The story was inspired by the world my daughter exposed me to. Every Wednesday night, I’d take my daughter to the Special Olympics basketball practices, sit on the bleachers, and listen to the athletes talk. The way they communicated with one another—and keep in mind not all of them were autistic—turned my understanding inside-out. Many people with intellectual disabilities use language in what looks to us like a purely expressive way. We assume that their verbal expression is enough for us to know how to help. For example, when I’m hungry, I might say, ‘Hey, let’s go get something to eat. I’m starving.’ It’s all right there, the desired action coupled with an explanation as to why we should take it. But people with intellectual disabilities sometimes aren’t always capable of that level of complexity. A person with autism might stand there with a hand on his stomach, saying, ‘My belly.’ And we think, What, does it hurt? Ah yes! It must hurt! Let’s get you to the bathroom! And the truth may very well be that he’s hungry. So he’s used language to state what he thinks is a complete expression, but it’s missing a whole host of beats. The missing-beat dynamic, if I can call it that, helped me create Ginny, a young lady who wanted to say something, was trying to say something, but whose disabilities caused her to miss at least half the beats needed to say it.

The novel is written in the voice of 14-year-old Ginny Moon. Sustaining the perspective of an autistic child for 360 pages must have been a daunting challenge. It also carries a heavy responsibility to get it right. How did you go about creating Ginny’s voice?

Ginny’s voice drove the story. It came to me fully-formed, and charged onto the page. If I’m honest, it wasn’t her voice that propelled the narrative. In that sense, writing it was really a matter of keeping up with her. The plot, which of course exists separate from the voice, was sort of pre-determined.
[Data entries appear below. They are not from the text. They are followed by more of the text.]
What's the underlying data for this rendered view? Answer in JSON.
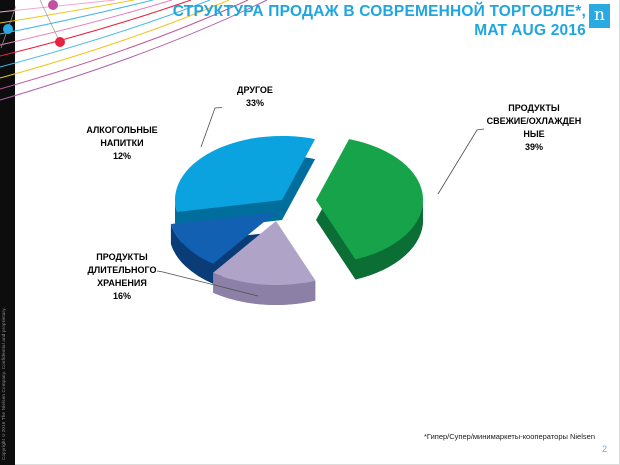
{
  "header": {
    "title_line1": "СТРУКТУРА ПРОДАЖ В СОВРЕМЕННОЙ ТОРГОВЛЕ*,",
    "title_line2": "MAT AUG 2016",
    "logo_letter": "n",
    "accent_color": "#29ABE2"
  },
  "footer": {
    "footnote": "*Гипер/Супер/минимаркеты-кооператоры  Nielsen",
    "page_number": "2",
    "copyright_vertical": "Copyright ©2016 The Nielsen Company. Confidential and proprietary."
  },
  "chart_data": {
    "type": "pie",
    "title": "СТРУКТУРА ПРОДАЖ В СОВРЕМЕННОЙ ТОРГОВЛЕ*, MAT AUG 2016",
    "unit": "%",
    "style": "3d-exploded",
    "start_angle_deg": 18,
    "direction": "clockwise",
    "legend_position": "callouts",
    "slices": [
      {
        "label": "ПРОДУКТЫ СВЕЖИЕ/ОХЛАЖДЕННЫЕ",
        "value": 39,
        "color": "#17A349",
        "side_color": "#0A6E35"
      },
      {
        "label": "ПРОДУКТЫ ДЛИТЕЛЬНОГО ХРАНЕНИЯ",
        "value": 16,
        "color": "#AFA4C7",
        "side_color": "#8C80A6"
      },
      {
        "label": "АЛКОГОЛЬНЫЕ НАПИТКИ",
        "value": 12,
        "color": "#1160B2",
        "side_color": "#0A3C77"
      },
      {
        "label": "ДРУГОЕ",
        "value": 33,
        "color": "#0AA2DF",
        "side_color": "#006E9D"
      }
    ],
    "callouts": [
      {
        "for": "ДРУГОЕ",
        "lines": [
          "ДРУГОЕ",
          "33%"
        ]
      },
      {
        "for": "АЛКОГОЛЬНЫЕ НАПИТКИ",
        "lines": [
          "АЛКОГОЛЬНЫЕ",
          "НАПИТКИ",
          "12%"
        ]
      },
      {
        "for": "ПРОДУКТЫ СВЕЖИЕ/ОХЛАЖДЕННЫЕ",
        "lines": [
          "ПРОДУКТЫ",
          "СВЕЖИЕ/ОХЛАЖДЕН",
          "НЫЕ",
          "39%"
        ]
      },
      {
        "for": "ПРОДУКТЫ ДЛИТЕЛЬНОГО ХРАНЕНИЯ",
        "lines": [
          "ПРОДУКТЫ",
          "ДЛИТЕЛЬНОГО",
          "ХРАНЕНИЯ",
          "16%"
        ]
      }
    ]
  }
}
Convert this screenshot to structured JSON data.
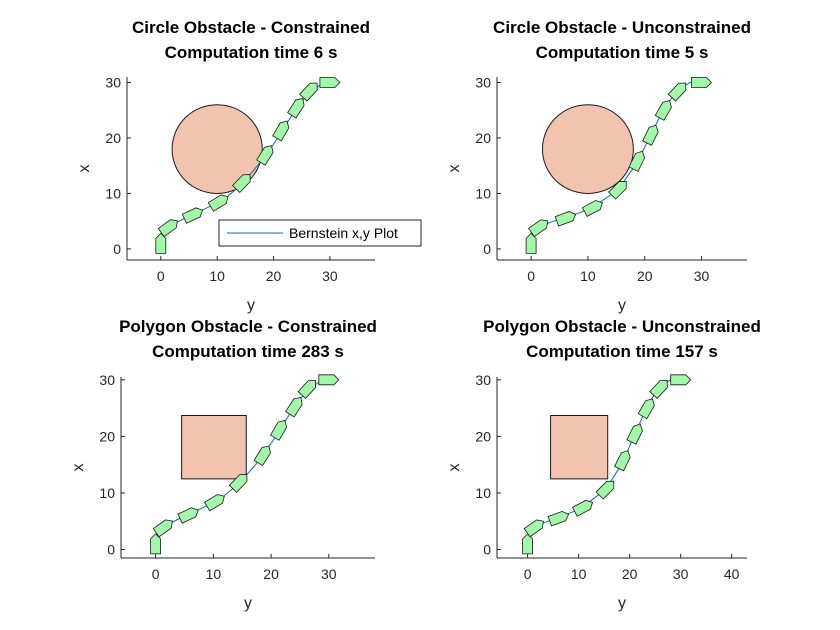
{
  "chart_data": [
    {
      "type": "line",
      "title": [
        "Circle Obstacle - Constrained",
        "Computation time 6 s"
      ],
      "xlabel": "y",
      "ylabel": "x",
      "xlim": [
        -6,
        38
      ],
      "ylim": [
        -2,
        31
      ],
      "xticks": [
        0,
        10,
        20,
        30
      ],
      "yticks": [
        0,
        10,
        20,
        30
      ],
      "obstacle": {
        "shape": "circle",
        "center": [
          10,
          18
        ],
        "radius": 8
      },
      "legend": {
        "label": "Bernstein x,y Plot",
        "location": "bottom-right"
      },
      "series": [
        {
          "name": "Bernstein x,y Plot",
          "x": [
            0,
            0,
            0.6,
            2,
            4,
            6.5,
            9,
            11.5,
            13.5,
            15.2,
            17,
            18.8,
            20.6,
            22.4,
            24.2,
            26.5,
            29,
            31
          ],
          "y": [
            0,
            2,
            3.4,
            4.4,
            5.4,
            6.6,
            7.8,
            9.2,
            10.9,
            12.7,
            14.8,
            17.1,
            19.8,
            22.7,
            25.6,
            28.4,
            30,
            30
          ]
        }
      ],
      "markers": [
        {
          "x": 0,
          "y": 1,
          "angle": 90
        },
        {
          "x": 1.5,
          "y": 4,
          "angle": 36
        },
        {
          "x": 5.8,
          "y": 6.2,
          "angle": 25
        },
        {
          "x": 10.4,
          "y": 8.5,
          "angle": 31
        },
        {
          "x": 14.6,
          "y": 12.1,
          "angle": 46
        },
        {
          "x": 18.7,
          "y": 17.1,
          "angle": 58
        },
        {
          "x": 21.5,
          "y": 21.5,
          "angle": 60
        },
        {
          "x": 24.2,
          "y": 25.6,
          "angle": 57
        },
        {
          "x": 26.5,
          "y": 28.6,
          "angle": 47
        },
        {
          "x": 30,
          "y": 30,
          "angle": 0
        }
      ]
    },
    {
      "type": "line",
      "title": [
        "Circle Obstacle - Unconstrained",
        "Computation time 5 s"
      ],
      "xlabel": "y",
      "ylabel": "x",
      "xlim": [
        -6,
        38
      ],
      "ylim": [
        -2,
        31
      ],
      "xticks": [
        0,
        10,
        20,
        30
      ],
      "yticks": [
        0,
        10,
        20,
        30
      ],
      "obstacle": {
        "shape": "circle",
        "center": [
          10,
          18
        ],
        "radius": 8
      },
      "series": [
        {
          "name": "Bernstein x,y Plot",
          "x": [
            0,
            0,
            0.5,
            2,
            4,
            6.5,
            9,
            11.5,
            13.8,
            16,
            17.8,
            19.5,
            21,
            22.5,
            24,
            25.8,
            28,
            31
          ],
          "y": [
            0,
            2,
            3.3,
            4.3,
            5,
            5.8,
            6.7,
            8,
            9.6,
            11.7,
            14.3,
            17.3,
            20.5,
            23.5,
            26.2,
            28.7,
            30,
            30
          ]
        }
      ],
      "markers": [
        {
          "x": 0,
          "y": 1,
          "angle": 90
        },
        {
          "x": 1.5,
          "y": 4,
          "angle": 35
        },
        {
          "x": 6.2,
          "y": 5.6,
          "angle": 20
        },
        {
          "x": 11,
          "y": 7.5,
          "angle": 28
        },
        {
          "x": 15.5,
          "y": 10.9,
          "angle": 45
        },
        {
          "x": 18.8,
          "y": 16,
          "angle": 64
        },
        {
          "x": 21.2,
          "y": 20.7,
          "angle": 64
        },
        {
          "x": 23.5,
          "y": 25.2,
          "angle": 60
        },
        {
          "x": 26,
          "y": 28.6,
          "angle": 47
        },
        {
          "x": 30,
          "y": 30,
          "angle": 0
        }
      ]
    },
    {
      "type": "line",
      "title": [
        "Polygon Obstacle - Constrained",
        "Computation time 283 s"
      ],
      "xlabel": "y",
      "ylabel": "x",
      "xlim": [
        -6,
        38
      ],
      "ylim": [
        -1.5,
        30.5
      ],
      "xticks": [
        0,
        10,
        20,
        30
      ],
      "yticks": [
        0,
        10,
        20,
        30
      ],
      "obstacle": {
        "shape": "polygon",
        "vertices": [
          [
            4.5,
            12.5
          ],
          [
            15.7,
            12.5
          ],
          [
            15.7,
            23.7
          ],
          [
            4.5,
            23.7
          ]
        ]
      },
      "series": [
        {
          "name": "Bernstein x,y Plot",
          "x": [
            0,
            0,
            0.6,
            2,
            4,
            6.5,
            9,
            11.5,
            13.5,
            15.2,
            17,
            18.8,
            20.6,
            22.4,
            24.2,
            26.5,
            29,
            31
          ],
          "y": [
            0,
            2,
            3.4,
            4.4,
            5.4,
            6.6,
            7.8,
            9.2,
            10.9,
            12.6,
            14.6,
            17,
            19.7,
            22.6,
            25.5,
            28.4,
            30,
            30
          ]
        }
      ],
      "markers": [
        {
          "x": 0,
          "y": 1,
          "angle": 90
        },
        {
          "x": 1.5,
          "y": 4,
          "angle": 36
        },
        {
          "x": 5.8,
          "y": 6.2,
          "angle": 25
        },
        {
          "x": 10.4,
          "y": 8.5,
          "angle": 31
        },
        {
          "x": 14.6,
          "y": 12,
          "angle": 46
        },
        {
          "x": 18.7,
          "y": 16.8,
          "angle": 58
        },
        {
          "x": 21.5,
          "y": 21.3,
          "angle": 60
        },
        {
          "x": 24.2,
          "y": 25.4,
          "angle": 57
        },
        {
          "x": 26.5,
          "y": 28.6,
          "angle": 47
        },
        {
          "x": 30,
          "y": 30,
          "angle": 0
        }
      ]
    },
    {
      "type": "line",
      "title": [
        "Polygon Obstacle - Unconstrained",
        "Computation time 157 s"
      ],
      "xlabel": "y",
      "ylabel": "x",
      "xlim": [
        -6,
        43
      ],
      "ylim": [
        -1.5,
        30.5
      ],
      "xticks": [
        0,
        10,
        20,
        30,
        40
      ],
      "yticks": [
        0,
        10,
        20,
        30
      ],
      "obstacle": {
        "shape": "polygon",
        "vertices": [
          [
            4.5,
            12.5
          ],
          [
            15.7,
            12.5
          ],
          [
            15.7,
            23.7
          ],
          [
            4.5,
            23.7
          ]
        ]
      },
      "series": [
        {
          "name": "Bernstein x,y Plot",
          "x": [
            0,
            0,
            0.5,
            2,
            4,
            6.5,
            9,
            11.5,
            13.8,
            16,
            17.8,
            19.5,
            21,
            22.5,
            24,
            25.8,
            28,
            31
          ],
          "y": [
            0,
            2,
            3.3,
            4.3,
            5,
            5.8,
            6.7,
            8,
            9.6,
            11.6,
            14.2,
            17.2,
            20.4,
            23.4,
            26.2,
            28.7,
            30,
            30
          ]
        }
      ],
      "markers": [
        {
          "x": 0,
          "y": 1,
          "angle": 90
        },
        {
          "x": 1.5,
          "y": 4,
          "angle": 35
        },
        {
          "x": 6.2,
          "y": 5.6,
          "angle": 20
        },
        {
          "x": 11,
          "y": 7.5,
          "angle": 28
        },
        {
          "x": 15.5,
          "y": 10.8,
          "angle": 45
        },
        {
          "x": 18.8,
          "y": 15.9,
          "angle": 64
        },
        {
          "x": 21.2,
          "y": 20.6,
          "angle": 64
        },
        {
          "x": 23.5,
          "y": 25.1,
          "angle": 60
        },
        {
          "x": 26,
          "y": 28.6,
          "angle": 47
        },
        {
          "x": 30,
          "y": 30,
          "angle": 0
        }
      ]
    }
  ],
  "colors": {
    "obstacle_fill": "#f2c4af",
    "obstacle_edge": "#1a1a1a",
    "line": "#0072bd",
    "vehicle_fill": "#a3f7a8",
    "vehicle_edge": "#1a1a1a",
    "axes": "#262626"
  },
  "icons": {
    "vehicle": "vehicle-marker-icon",
    "obstacle": "obstacle-shape"
  }
}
I’d ask myself, Why does she emphasise that particular word? or Why is it that’s really bothering her, when she picks at her fingers? The answers to those questions, and others like them, composed the major plot-points in the book.
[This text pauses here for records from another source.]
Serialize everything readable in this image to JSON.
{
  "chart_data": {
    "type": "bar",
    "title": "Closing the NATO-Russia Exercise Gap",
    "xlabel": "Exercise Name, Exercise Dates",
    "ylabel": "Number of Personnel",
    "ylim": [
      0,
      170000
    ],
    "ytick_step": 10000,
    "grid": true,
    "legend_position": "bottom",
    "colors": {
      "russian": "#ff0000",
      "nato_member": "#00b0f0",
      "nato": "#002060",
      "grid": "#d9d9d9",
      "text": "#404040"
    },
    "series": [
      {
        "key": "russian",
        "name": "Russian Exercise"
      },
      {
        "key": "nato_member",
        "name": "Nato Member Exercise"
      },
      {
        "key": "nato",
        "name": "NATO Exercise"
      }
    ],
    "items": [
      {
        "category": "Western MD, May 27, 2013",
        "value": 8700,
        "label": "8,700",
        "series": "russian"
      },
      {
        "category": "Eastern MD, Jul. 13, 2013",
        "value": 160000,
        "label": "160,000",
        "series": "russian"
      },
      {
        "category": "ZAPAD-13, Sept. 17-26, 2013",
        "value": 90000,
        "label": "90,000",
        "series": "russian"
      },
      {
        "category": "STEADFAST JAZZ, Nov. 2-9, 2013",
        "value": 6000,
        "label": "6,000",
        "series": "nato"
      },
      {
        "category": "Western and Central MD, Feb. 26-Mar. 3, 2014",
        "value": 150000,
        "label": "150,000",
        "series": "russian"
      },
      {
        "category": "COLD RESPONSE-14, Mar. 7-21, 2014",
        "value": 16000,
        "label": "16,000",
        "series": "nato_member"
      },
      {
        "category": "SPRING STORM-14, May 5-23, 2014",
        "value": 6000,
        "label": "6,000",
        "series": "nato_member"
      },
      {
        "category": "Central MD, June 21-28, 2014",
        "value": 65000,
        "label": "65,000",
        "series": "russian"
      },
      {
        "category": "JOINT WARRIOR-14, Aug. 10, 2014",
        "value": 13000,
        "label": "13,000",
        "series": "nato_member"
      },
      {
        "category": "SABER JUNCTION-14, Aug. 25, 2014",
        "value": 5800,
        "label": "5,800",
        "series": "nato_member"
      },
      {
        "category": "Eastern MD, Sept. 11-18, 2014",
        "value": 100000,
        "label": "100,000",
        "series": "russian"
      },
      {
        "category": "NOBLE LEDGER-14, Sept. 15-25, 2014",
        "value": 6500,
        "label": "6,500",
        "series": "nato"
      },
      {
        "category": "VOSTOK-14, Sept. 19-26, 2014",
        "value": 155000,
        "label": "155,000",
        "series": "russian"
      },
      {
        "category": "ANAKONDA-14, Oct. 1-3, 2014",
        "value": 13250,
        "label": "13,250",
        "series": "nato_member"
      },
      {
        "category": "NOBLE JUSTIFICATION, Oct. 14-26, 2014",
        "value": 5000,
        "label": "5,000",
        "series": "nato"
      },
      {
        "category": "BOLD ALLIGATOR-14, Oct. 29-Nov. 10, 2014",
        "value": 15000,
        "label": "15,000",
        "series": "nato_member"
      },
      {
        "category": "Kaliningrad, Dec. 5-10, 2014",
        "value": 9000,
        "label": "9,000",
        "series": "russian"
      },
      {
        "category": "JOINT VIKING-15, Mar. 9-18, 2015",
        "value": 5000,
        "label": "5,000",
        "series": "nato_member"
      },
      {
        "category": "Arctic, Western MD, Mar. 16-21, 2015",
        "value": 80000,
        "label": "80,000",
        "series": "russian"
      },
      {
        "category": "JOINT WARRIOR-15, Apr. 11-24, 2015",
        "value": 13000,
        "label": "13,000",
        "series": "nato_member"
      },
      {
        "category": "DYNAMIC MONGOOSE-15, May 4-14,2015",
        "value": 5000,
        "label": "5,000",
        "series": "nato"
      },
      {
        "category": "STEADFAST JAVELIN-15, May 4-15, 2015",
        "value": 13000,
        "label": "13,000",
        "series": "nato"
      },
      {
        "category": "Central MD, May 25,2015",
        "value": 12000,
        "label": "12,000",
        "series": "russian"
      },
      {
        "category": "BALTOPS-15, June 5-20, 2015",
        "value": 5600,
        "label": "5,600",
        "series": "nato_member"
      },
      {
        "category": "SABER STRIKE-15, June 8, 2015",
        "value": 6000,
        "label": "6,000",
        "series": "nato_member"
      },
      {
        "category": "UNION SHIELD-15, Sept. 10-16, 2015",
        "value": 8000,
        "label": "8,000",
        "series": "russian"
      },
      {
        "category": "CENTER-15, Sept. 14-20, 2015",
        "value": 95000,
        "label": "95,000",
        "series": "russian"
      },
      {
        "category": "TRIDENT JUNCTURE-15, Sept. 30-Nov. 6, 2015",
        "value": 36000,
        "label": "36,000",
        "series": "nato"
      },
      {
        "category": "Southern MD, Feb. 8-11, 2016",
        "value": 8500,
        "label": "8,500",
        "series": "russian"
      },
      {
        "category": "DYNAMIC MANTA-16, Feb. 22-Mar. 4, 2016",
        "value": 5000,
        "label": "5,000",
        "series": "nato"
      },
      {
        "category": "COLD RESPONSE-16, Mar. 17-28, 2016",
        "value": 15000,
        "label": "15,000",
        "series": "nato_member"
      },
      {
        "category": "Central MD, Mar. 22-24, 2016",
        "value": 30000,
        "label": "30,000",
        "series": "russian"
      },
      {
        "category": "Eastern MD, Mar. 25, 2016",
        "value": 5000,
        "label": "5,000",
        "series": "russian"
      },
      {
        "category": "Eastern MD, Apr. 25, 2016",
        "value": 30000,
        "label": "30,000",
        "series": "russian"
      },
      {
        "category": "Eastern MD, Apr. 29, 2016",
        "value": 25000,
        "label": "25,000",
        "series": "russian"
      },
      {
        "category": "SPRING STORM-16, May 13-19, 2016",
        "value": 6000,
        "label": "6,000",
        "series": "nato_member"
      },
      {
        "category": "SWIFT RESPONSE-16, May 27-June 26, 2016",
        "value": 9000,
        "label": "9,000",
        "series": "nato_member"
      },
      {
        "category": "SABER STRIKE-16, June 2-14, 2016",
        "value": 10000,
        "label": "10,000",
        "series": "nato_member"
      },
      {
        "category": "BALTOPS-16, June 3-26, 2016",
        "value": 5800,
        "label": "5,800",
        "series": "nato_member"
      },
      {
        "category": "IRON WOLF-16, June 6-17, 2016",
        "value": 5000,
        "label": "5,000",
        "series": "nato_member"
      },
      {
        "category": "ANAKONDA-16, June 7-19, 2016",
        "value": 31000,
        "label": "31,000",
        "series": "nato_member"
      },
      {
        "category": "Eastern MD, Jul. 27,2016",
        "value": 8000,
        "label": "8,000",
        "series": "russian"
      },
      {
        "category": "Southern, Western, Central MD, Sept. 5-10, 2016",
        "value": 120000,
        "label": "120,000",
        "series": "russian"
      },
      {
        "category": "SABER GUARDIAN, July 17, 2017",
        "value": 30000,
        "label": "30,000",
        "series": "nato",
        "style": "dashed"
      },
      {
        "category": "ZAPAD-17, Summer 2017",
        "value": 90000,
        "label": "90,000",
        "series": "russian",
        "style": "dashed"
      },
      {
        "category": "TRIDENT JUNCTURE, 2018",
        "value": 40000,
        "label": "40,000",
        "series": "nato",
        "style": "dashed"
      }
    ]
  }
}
The ‘forever’ parents Maura and Brian are shown in a very realistic light. You really sympathise with them. How much of your own experiences went into the novel?

I couldn’t have written Ginny Moon if I hadn’t become a foster parent and adopted a special-needs teenager, but my own personal experiences aren’t in the book. When we adopted our daughter, my wife and I found ourselves immersed in a world of social workers, therapists, special educators and adoption specialists. We heard a lot of stories from a lot of people who take care of kids. All those stories helped inform the story’s background, though not in a conscious way. I should also say that we were tremendously supported by the people we met through social services and at our daughter’s school, so I hope people see that everyone needs a network when they do the kind of work that Maura and Brian do. Adoption isn’t something you do on your own. It’s takes the active participation of lot so different groups and individuals.

What do you hope the book will teach readers about autism?

People with autism are individuals, and really can’t be lumped together in terms of behaviors that some of them exhibit. The autism spectrum itself is truly vast. One time the mom of an autistic child said to me, ‘You know, if you’ve met one kid with autism, then you’ve met one kid with autism.’ And she was right. People with autism are as different from one another as two neurotypical people are from one another. They’re not all great at math, though that’s the stereotype. They tend to love math because math is consistent and predictable, but having a need for consistency and predictability doesn’t make a person automatically gifted.

What books are you enjoying reading at the moment?

Since I just finished a pre-pub tour, I wanted to read something grounding, so I’m just finishing The Hobbit. There are several books that I re-read every year, and that’s one of them. Others include two of Shakespeare’s plays (Twelfth Night and Hamlet) and a collection of short stories by Jim Heynen, called The One-Room Schoolhouse (Vintage US).